The hope is that comes in a big way on Thursday in New Zealand in the form of an upset victory over China.
It’s a tall order, but the Canadians are familiar with the Chinese and brimming with confidence.
“We played them at World League in Valencia,” adds Hennig. “We actually had a pretty good game against them.”
The Chinese ended up winning the game 3-0, but Hennig and the Women’s National Team are not concerned with the result. It’s matches like that one and recent tests against top teams that have them playing the best hockey they have as a group.
The women were in San Diego earlier this year for a test series against the seventh ranked United States, a team that is headed to the 2016 Olympic Games.
They then faced the fourth ranked New Zealand Blacksticks – who are also headed to the Rio Games – in two test matches prior to the Hawke’s Bay Cup, where they have played Korea, Japan, and Australia: all Olympic teams.
“Leading up to this it was like we’re almost there and we never really had the outright success on the scoreboard even though everything else, like the processes and our other measures of success, were showing we’re improving and we’re doing well,” Hennig says of the long-term lead up to the Hawke’s Bay Cup. “It’s kind of nice to have that validation on the scoreboard as well.”

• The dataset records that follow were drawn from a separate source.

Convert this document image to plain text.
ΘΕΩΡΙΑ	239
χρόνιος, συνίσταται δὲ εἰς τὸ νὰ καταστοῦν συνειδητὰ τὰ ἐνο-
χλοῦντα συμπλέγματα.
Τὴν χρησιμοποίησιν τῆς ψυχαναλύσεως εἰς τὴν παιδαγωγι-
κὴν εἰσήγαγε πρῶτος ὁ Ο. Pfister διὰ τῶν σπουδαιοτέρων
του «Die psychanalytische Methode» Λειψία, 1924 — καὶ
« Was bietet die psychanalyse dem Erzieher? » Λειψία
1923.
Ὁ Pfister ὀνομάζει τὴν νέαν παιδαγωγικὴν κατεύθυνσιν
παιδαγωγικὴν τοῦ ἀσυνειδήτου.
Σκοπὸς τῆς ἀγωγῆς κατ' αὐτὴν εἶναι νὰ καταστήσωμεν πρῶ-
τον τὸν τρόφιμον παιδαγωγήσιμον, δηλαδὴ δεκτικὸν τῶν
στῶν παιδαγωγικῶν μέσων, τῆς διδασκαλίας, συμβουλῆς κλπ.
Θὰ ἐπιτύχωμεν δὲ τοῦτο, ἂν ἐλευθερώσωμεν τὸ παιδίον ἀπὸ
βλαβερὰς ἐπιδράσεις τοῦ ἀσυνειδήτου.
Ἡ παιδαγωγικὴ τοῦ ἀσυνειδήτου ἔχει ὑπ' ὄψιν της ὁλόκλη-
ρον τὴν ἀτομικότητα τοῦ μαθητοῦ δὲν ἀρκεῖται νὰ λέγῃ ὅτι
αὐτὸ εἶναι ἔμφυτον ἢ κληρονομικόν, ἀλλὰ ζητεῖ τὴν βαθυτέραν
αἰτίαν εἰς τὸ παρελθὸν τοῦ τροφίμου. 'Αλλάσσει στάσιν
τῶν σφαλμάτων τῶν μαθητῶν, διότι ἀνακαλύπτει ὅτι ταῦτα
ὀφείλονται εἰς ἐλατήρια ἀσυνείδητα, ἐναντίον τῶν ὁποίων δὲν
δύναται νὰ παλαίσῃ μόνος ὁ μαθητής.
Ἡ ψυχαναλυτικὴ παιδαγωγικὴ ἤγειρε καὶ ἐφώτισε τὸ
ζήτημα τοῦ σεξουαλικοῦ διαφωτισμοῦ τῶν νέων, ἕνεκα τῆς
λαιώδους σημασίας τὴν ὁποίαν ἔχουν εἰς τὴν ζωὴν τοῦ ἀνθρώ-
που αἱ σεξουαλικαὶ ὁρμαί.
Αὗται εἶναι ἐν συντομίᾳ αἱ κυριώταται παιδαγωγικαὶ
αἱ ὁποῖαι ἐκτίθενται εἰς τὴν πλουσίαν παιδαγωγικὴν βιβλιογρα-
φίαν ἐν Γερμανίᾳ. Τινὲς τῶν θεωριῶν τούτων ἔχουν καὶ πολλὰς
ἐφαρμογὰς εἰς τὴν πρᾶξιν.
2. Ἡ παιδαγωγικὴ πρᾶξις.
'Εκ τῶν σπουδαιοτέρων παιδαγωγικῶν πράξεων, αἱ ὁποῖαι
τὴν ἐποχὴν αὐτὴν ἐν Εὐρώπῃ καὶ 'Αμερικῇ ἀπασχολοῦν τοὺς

That validation – the win against Korea – is something that has been a long time coming. But it’s already in the past and the women are looking ahead the their next chance – the quarterfinal against China – at proving that more of the same is on the way.
“They’re a fairly quick counterattacking team but we’re fairly aware of their style of play now, so we feel pretty confident going into our quarterfinal.”